4,000 words a day is way over 100,000 words of fiction a month. Pulp Speed One, for those of you who remember that post, is 80,000 words per month. Pulp Speed Two is over 100,000 words a month. Pulp Speed Three is 120,000 words per month.
I hit ground effect writing between Pulp Speed Two and Three.
Step 4… Set Production Goals of Projects
My plan is to finish the novel I am working on, then finish a second novel in June. In July I am going to go after Stories From July (Take Two) where I want to write 31 short stories in 31 days and put them all together with the blogs. The first Stories from July is out now in both electronic and paper editions, all 32 stories and blogs.
I have a hunch that as I get up to ground effect in the middle of the month, I’ll be starting on a third novel before I fire on the short stories in July.
In August I plan on keeping the speed from the short fiction and take it into two more novels, more than likely jumping from stories I come up with in July. But we shall see on that.
Math on all this is easy. At 100,000 words per month minimum, that’s two of my 50,000 word novels per month or 31 short stories averaging over 3,000 words. Last year the stories averaged just under 4,000 words each, some shorter, some longer.
Step 5… Be Very Clear-Eyed in Your Plans
Now, those of you who have watched this over the last three years know that what I am proposing I can do. I’ve done it all before.

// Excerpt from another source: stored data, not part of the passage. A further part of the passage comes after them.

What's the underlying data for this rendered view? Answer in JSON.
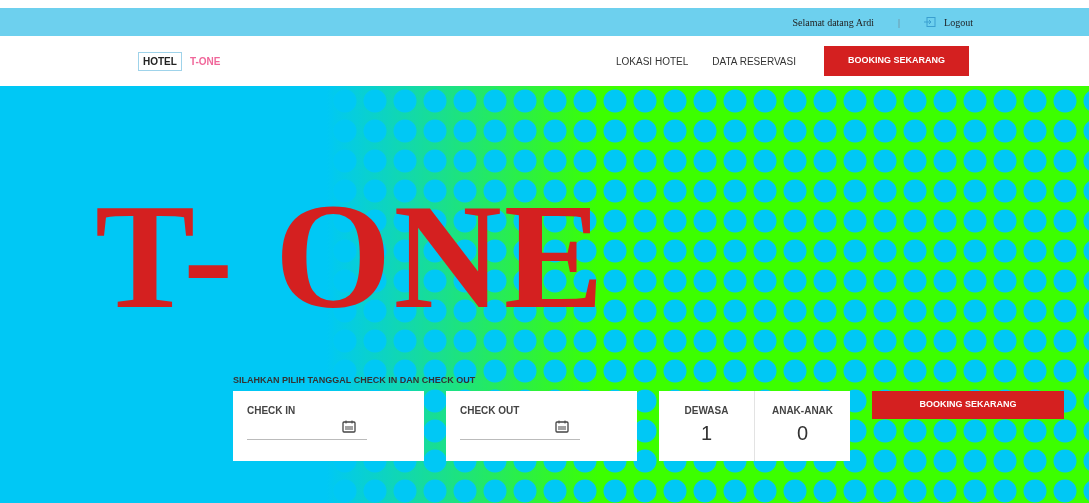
{
  "top_bar": {
    "greeting": "Selamat datang Ardi",
    "separator": "|",
    "logout": "Logout"
  },
  "navbar": {
    "logo": {
      "word_1": "HOTEL",
      "word_2": "T-ONE"
    },
    "links": [
      "LOKASI HOTEL",
      "DATA RESERVASI"
    ],
    "cta": "BOOKING SEKARANG"
  },
  "hero": {
    "title": "T- ONE"
  },
  "booking": {
    "instruction": "SILAHKAN PILIH TANGGAL CHECK IN DAN CHECK OUT",
    "date_fields": [
      {
        "label": "CHECK IN"
      },
      {
        "label": "CHECK OUT"
      }
    ],
    "guests": [
      {
        "label": "DEWASA",
        "value": "1"
      },
      {
        "label": "ANAK-ANAK",
        "value": "0"
      }
    ],
    "button": "BOOKING SEKARANG"
  }
}
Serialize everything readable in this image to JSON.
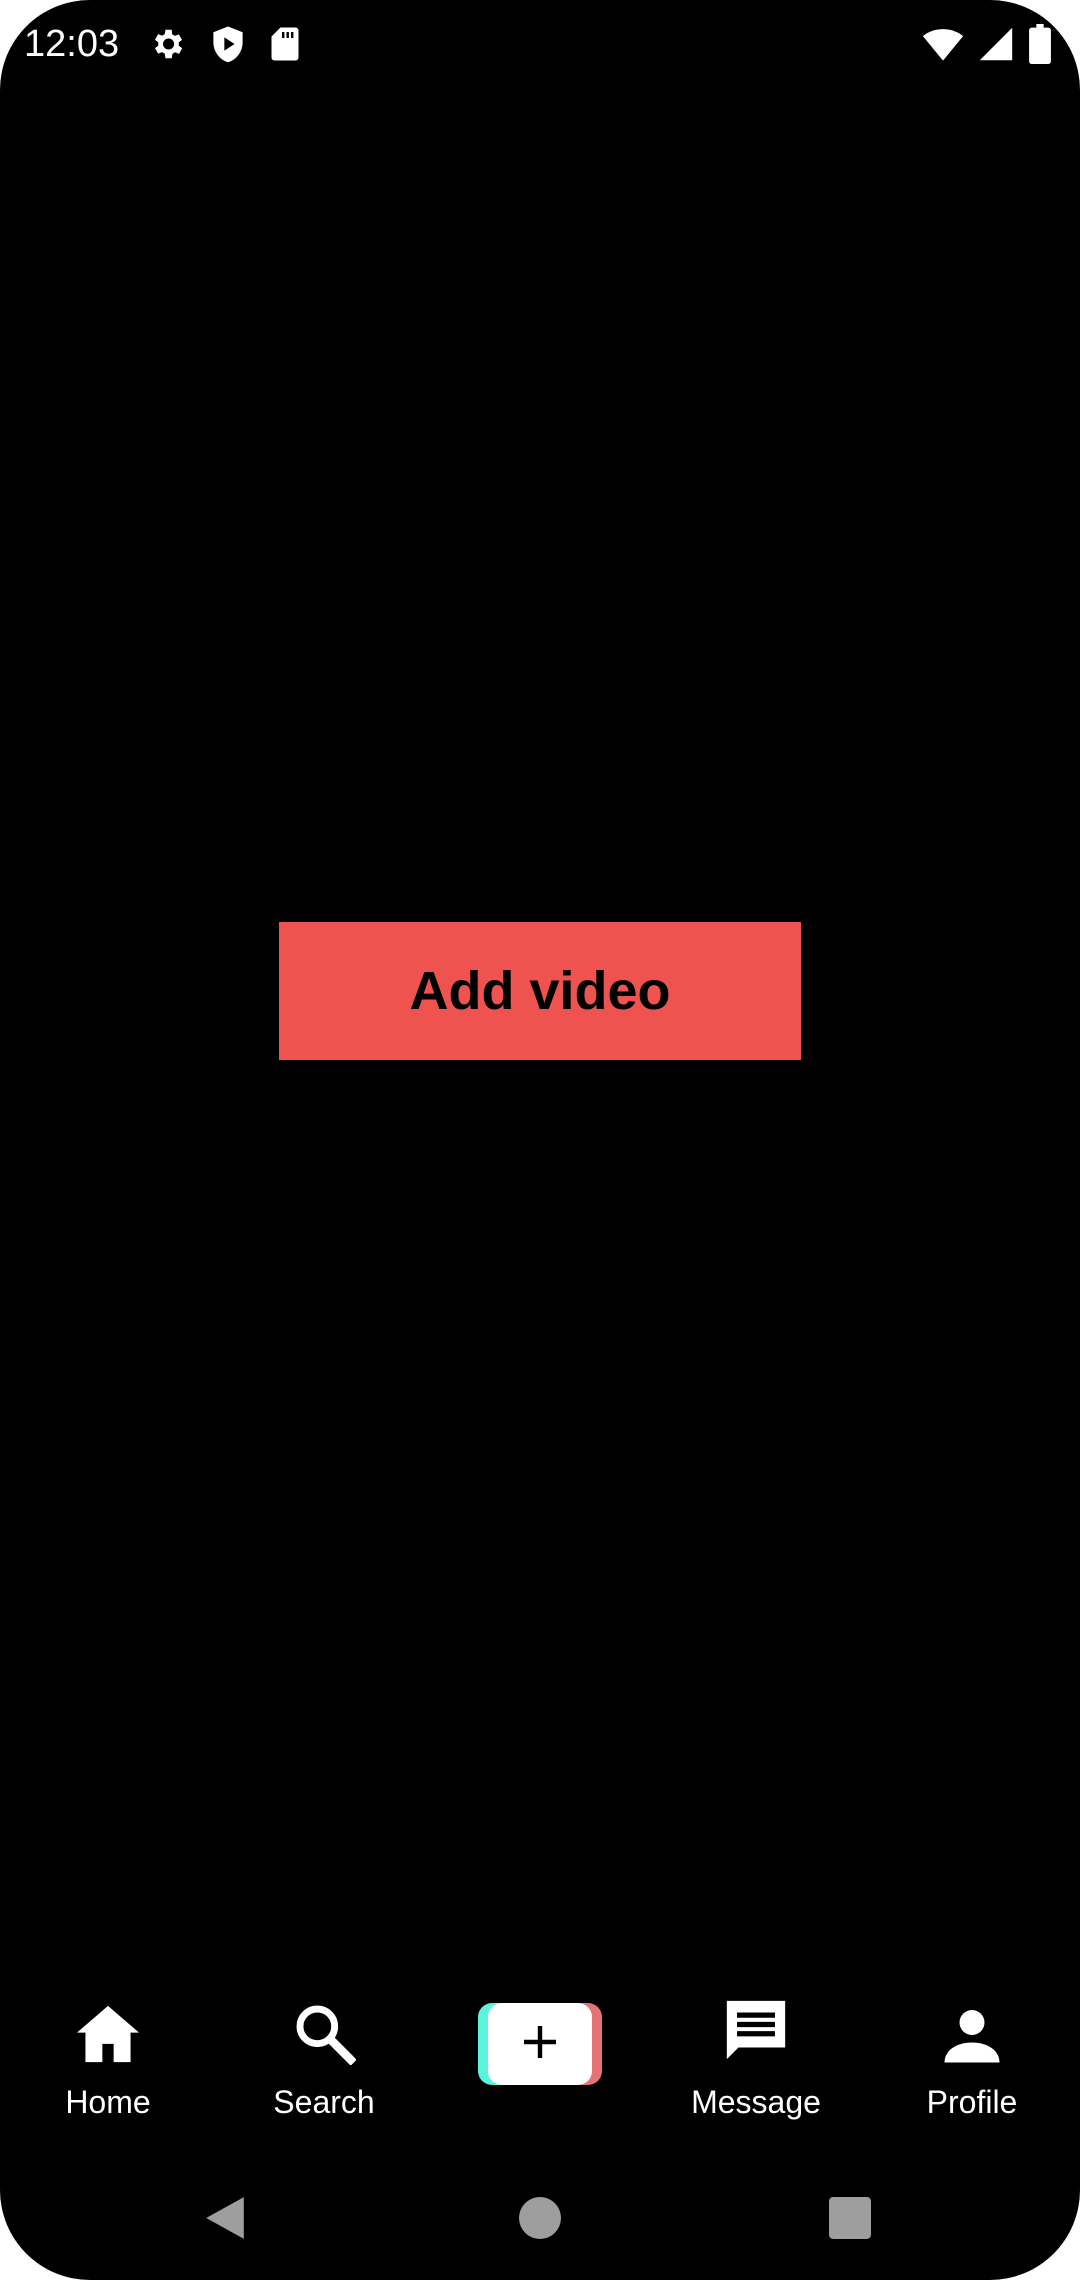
{
  "status_bar": {
    "time": "12:03",
    "left_icons": [
      "gear-icon",
      "shield-play-icon",
      "sd-card-icon"
    ],
    "right_icons": [
      "wifi-icon",
      "cell-signal-icon",
      "battery-icon"
    ]
  },
  "main": {
    "add_video_label": "Add video"
  },
  "bottom_nav": {
    "items": [
      {
        "label": "Home",
        "icon": "home-icon"
      },
      {
        "label": "Search",
        "icon": "search-icon"
      },
      {
        "label": "",
        "icon": "plus-icon"
      },
      {
        "label": "Message",
        "icon": "message-icon"
      },
      {
        "label": "Profile",
        "icon": "person-icon"
      }
    ]
  },
  "system_nav": {
    "buttons": [
      "back-icon",
      "home-circle-icon",
      "recents-icon"
    ]
  },
  "colors": {
    "background": "#000000",
    "accent_red": "#EF5350",
    "create_cyan": "#5BF3DC",
    "create_red": "#E57373",
    "text_light": "#FFFFFF",
    "system_nav_gray": "#9E9E9E"
  }
}
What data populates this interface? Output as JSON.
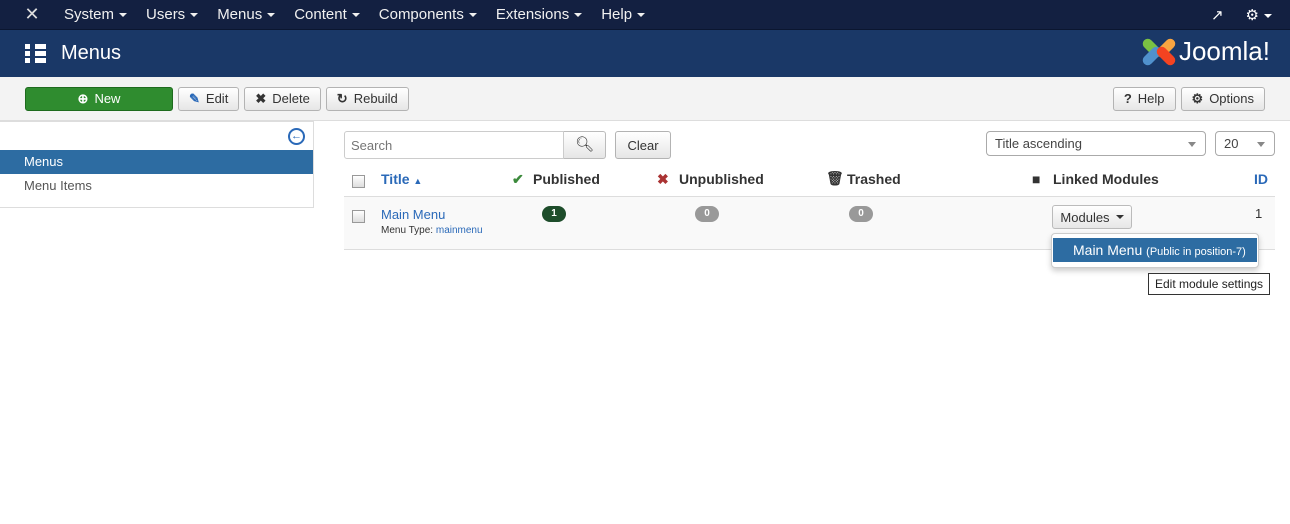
{
  "topnav": {
    "items": [
      "System",
      "Users",
      "Menus",
      "Content",
      "Components",
      "Extensions",
      "Help"
    ],
    "icons": [
      "joomla-icon",
      "external-link-icon",
      "gear-icon"
    ]
  },
  "header": {
    "title": "Menus",
    "brand": "Joomla!"
  },
  "toolbar": {
    "new": "New",
    "edit": "Edit",
    "delete": "Delete",
    "rebuild": "Rebuild",
    "help": "Help",
    "options": "Options"
  },
  "sidebar": {
    "items": [
      {
        "label": "Menus",
        "active": true
      },
      {
        "label": "Menu Items",
        "active": false
      }
    ]
  },
  "filters": {
    "search_placeholder": "Search",
    "clear": "Clear",
    "sort": "Title ascending",
    "limit": "20"
  },
  "table": {
    "headers": {
      "title": "Title",
      "published": "Published",
      "unpublished": "Unpublished",
      "trashed": "Trashed",
      "linked": "Linked Modules",
      "id": "ID"
    },
    "rows": [
      {
        "title": "Main Menu",
        "type_label": "Menu Type:",
        "type": "mainmenu",
        "published": "1",
        "unpublished": "0",
        "trashed": "0",
        "modules_button": "Modules",
        "id": "1"
      }
    ]
  },
  "dropdown": {
    "item": "Main Menu",
    "detail": "(Public in position-7)",
    "tooltip": "Edit module settings"
  },
  "colors": {
    "topnav": "#132041",
    "header": "#1a3867",
    "new_button": "#2f8c2f",
    "active": "#2d6ca2",
    "published_badge": "#1e4d2b",
    "zero_badge": "#999999"
  }
}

Now the key on this stretch is can I do it over a three month plus period? That’s my challenge.
And can I challenge all the fates and get through July once again without some life roll kicking it aside. No telling.
So if you are planning some writing through this time of great forgetting, be clear-eyed. Know what you can do, yet push yourself to new limits.
Challenge is important.
Remember, failing to success is always fine. Say I finish three novels and only 28 short stories in the three months. That would be failing to hit the goal, but clearly success by any measure.
I hope you will follow along here and maybe set some summer goals of your own. But follow the five steps above. It helps keep everything in perspective.
Here we go. One thing for sure, it will be fun.